Thursday, February 23, 2012

If you don't innovate, software is not the right industry for you

I spent most of today working with engineering team.  We were talking about redesigning one of our 6-year-old UI pages, and there was a question from an engineer:
Engineer: There must have been a reason why we made a decision to go with the current design.  It probably was designed to meet customer request [and therefore it must have been the right decision].
He was explaining why options on the UI page must have ended up being the way it is today.  Some customer interaction through somebody, probably product management team, must have driven the requirement to create the UI page that we have today.  He's probably correct.  But he missed a crucial point about software business.  It's that there is no staying still in software business.
If you see this in your software company,
RUN AWAY NOW
Everything evolves constantly in software business.  Nothing stays in one place.  CPU power per cost increases, new product gets introduced, consumer taste changes and all vendors innovate like hell.  In the software industry, if you have a stale product, you are in fact getting behind.  Either you innovate and make head ways or you fail to innovate and get deteriorated then perish.  There is no such thing as staying 'on the course' to maintain the status quo in software business.

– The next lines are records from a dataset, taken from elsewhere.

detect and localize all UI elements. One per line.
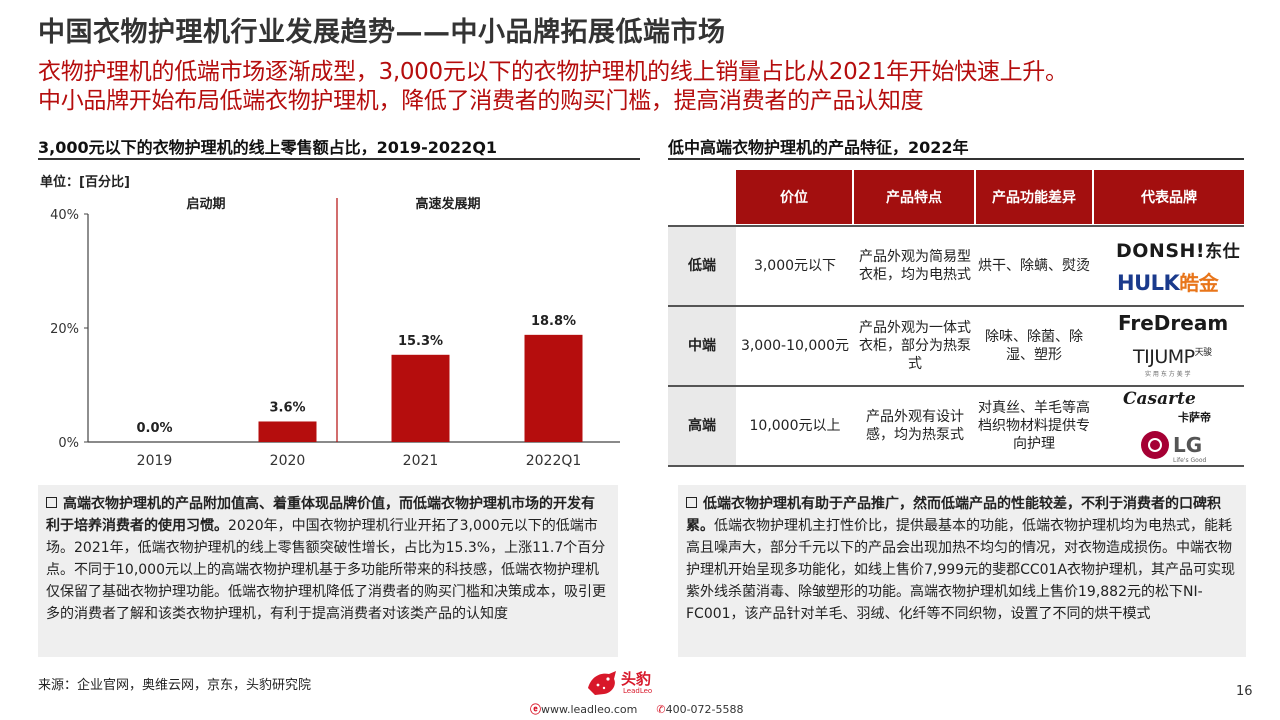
donsh-logo: DONSH!东仕 [1116,240,1241,262]
tier-cell: 低端 [668,227,736,305]
leopard-icon [588,671,616,695]
left-note-box: 高端衣物护理机的产品附加值高、着重体现品牌价值，而低端衣物护理机市场的开发有利于… [38,485,618,657]
feature-cell: 产品外观为简易型衣柜，均为电热式 [859,249,971,283]
phone-number: 400-072-5588 [665,703,744,716]
footer-contact: ⓔwww.leadleo.com ✆400-072-5588 [530,701,744,717]
price-cell: 3,000元以下 [753,258,837,274]
y-tick-label: 0% [58,436,79,451]
bar-value-label: 0.0% [136,421,172,436]
price-cell: 3,000-10,000元 [740,338,850,354]
checkbox-icon [46,497,57,508]
hulk-logo: HULK皓金 [1117,271,1219,295]
page-title: 中国衣物护理机行业发展趋势——中小品牌拓展低端市场 [38,17,726,48]
fredream-logo: FreDream [1118,311,1229,335]
right-section-title: 低中高端衣物护理机的产品特征，2022年 [668,138,969,157]
brand-name-cn: 头豹 [621,670,652,688]
bar-value-label: 18.8% [531,314,576,329]
x-tick-label: 2021 [403,453,439,469]
tier-cell: 中端 [668,307,736,385]
left-note-bold: 高端衣物护理机的产品附加值高、着重体现品牌价值，而低端衣物护理机市场的开发有利于… [46,496,595,534]
casarte-cn-logo: 卡萨帝 [1178,411,1211,424]
x-tick-label: 2019 [137,453,173,469]
brand-name-en: LeadLeo [623,687,653,695]
header-brands: 代表品牌 [1094,170,1244,224]
casarte-logo: Casarte [1123,389,1196,409]
table-divider [668,385,1244,387]
table-divider [668,225,1244,227]
left-note-text: 2020年，中国衣物护理机行业开拓了3,000元以下的低端市场。2021年，低端… [46,518,606,622]
tijump-tagline: 实 用 东 方 美 学 [1145,371,1191,378]
price-cell: 10,000元以上 [749,418,841,434]
lg-emblem-icon [1141,431,1169,459]
page-subtitle: 衣物护理机的低端市场逐渐成型，3,000元以下的衣物护理机的线上销量占比从202… [38,58,1068,116]
right-note-box: 低端衣物护理机有助于产品推广，然而低端产品的性能较差，不利于消费者的口碑积累。低… [678,485,1246,657]
function-cell: 除味、除菌、除湿、塑形 [985,329,1083,363]
source-note: 来源：企业官网，奥维云网，京东，头豹研究院 [38,678,312,693]
table-row: 低端 3,000元以下 产品外观为简易型衣柜，均为电热式 烘干、除螨、熨烫 DO… [668,227,1244,305]
phase-label-startup: 启动期 [186,196,225,212]
bar-value-label: 15.3% [398,334,443,349]
feature-cell: 产品外观有设计感，均为热泵式 [866,409,964,443]
feature-cell: 产品外观为一体式衣柜，部分为热泵式 [859,320,971,372]
y-tick-label: 40% [50,208,79,223]
table-bottom-line [668,465,1244,467]
table-row: 高端 10,000元以上 产品外观有设计感，均为热泵式 对真丝、羊毛等高档织物材… [668,387,1244,465]
bar [391,354,450,442]
checkbox-icon [686,497,697,508]
bar-chart: 0% 20% 40% 0.0% 3.6% 15.3% 18.8% 2019 2020 2021… [50,196,620,469]
chart-unit-label: 单位：[百分比] [40,175,130,190]
x-tick-label: 2020 [270,453,306,469]
page-number: 16 [1236,684,1253,699]
y-tick-label: 20% [50,322,79,337]
right-note-bold: 低端衣物护理机有助于产品推广，然而低端产品的性能较差，不利于消费者的口碑积累。 [686,496,1221,534]
header-price: 价位 [736,170,852,224]
left-section-divider [38,158,640,160]
subtitle-line-1: 衣物护理机的低端市场逐渐成型，3,000元以下的衣物护理机的线上销量占比从202… [38,59,1068,85]
subtitle-line-2: 中小品牌开始布局低端衣物护理机，降低了消费者的购买门槛，提高消费者的产品认知度 [38,88,924,114]
header-feature: 产品特点 [854,170,974,224]
phase-label-growth: 高速发展期 [415,196,480,212]
lg-tagline: Life's Good [1173,457,1207,464]
function-cell: 对真丝、羊毛等高档织物材料提供专向护理 [978,400,1090,452]
website-link[interactable]: www.leadleo.com [541,703,638,716]
table-row: 中端 3,000-10,000元 产品外观为一体式衣柜，部分为热泵式 除味、除菌… [668,307,1244,385]
bar [258,421,317,442]
table-divider [668,305,1244,307]
lg-logo: LG [1173,433,1203,457]
bar-value-label: 3.6% [269,400,305,415]
right-note-text: 低端衣物护理机主打性价比，提供最基本的功能，低端衣物护理机均为电热式，能耗高且噪… [686,518,1236,622]
tier-cell: 高端 [668,387,736,465]
right-section-divider [668,158,1244,160]
table-header-row: 价位 产品特点 产品功能差异 代表品牌 [668,170,1244,224]
left-section-title: 3,000元以下的衣物护理机的线上零售额占比，2019-2022Q1 [38,138,498,157]
phone-icon: ✆ [656,703,666,716]
web-icon: ⓔ [530,703,541,716]
bar [524,334,583,442]
header-function: 产品功能差异 [976,170,1092,224]
function-cell: 烘干、除螨、熨烫 [978,258,1090,274]
tijump-logo: TIJUMP天骏 [1133,346,1212,368]
x-tick-label: 2022Q1 [526,453,582,469]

And the speed of innovation has been increasing.  We now expect software to be updated constantly, not in every 6 to 9 month cycle.  With iPhone App Store and hosted services (SaaS), we download updated application every week.  Testing out the new feature from the latest update made a few days ago is a new norm in software business.

This becomes evident if you look at today's webpage and compare that with web pages from several years ago.  Take a look at how Yahoo page used to look back in 2004:


You'll notice that the page looks static from today's standard.  Widgets are not updating with up-to-minute updates via AJAX and page is not refreshing as and when my friend shares something about the page.  Thanks to Facebook, Twitter and Google, we come to expect that our web pages get updated in real-time and act like applications.  In fact, the line is really getting blurred between application and web pages.  Most mobile applications are web pages that are custom built for the device platform.  At the same time, web pages are becoming more like applications where they react to user events and push out latest updates.

Because everything is changing, if anyone who wants to stay in the market must change.  If you are standing still, you are getting behind.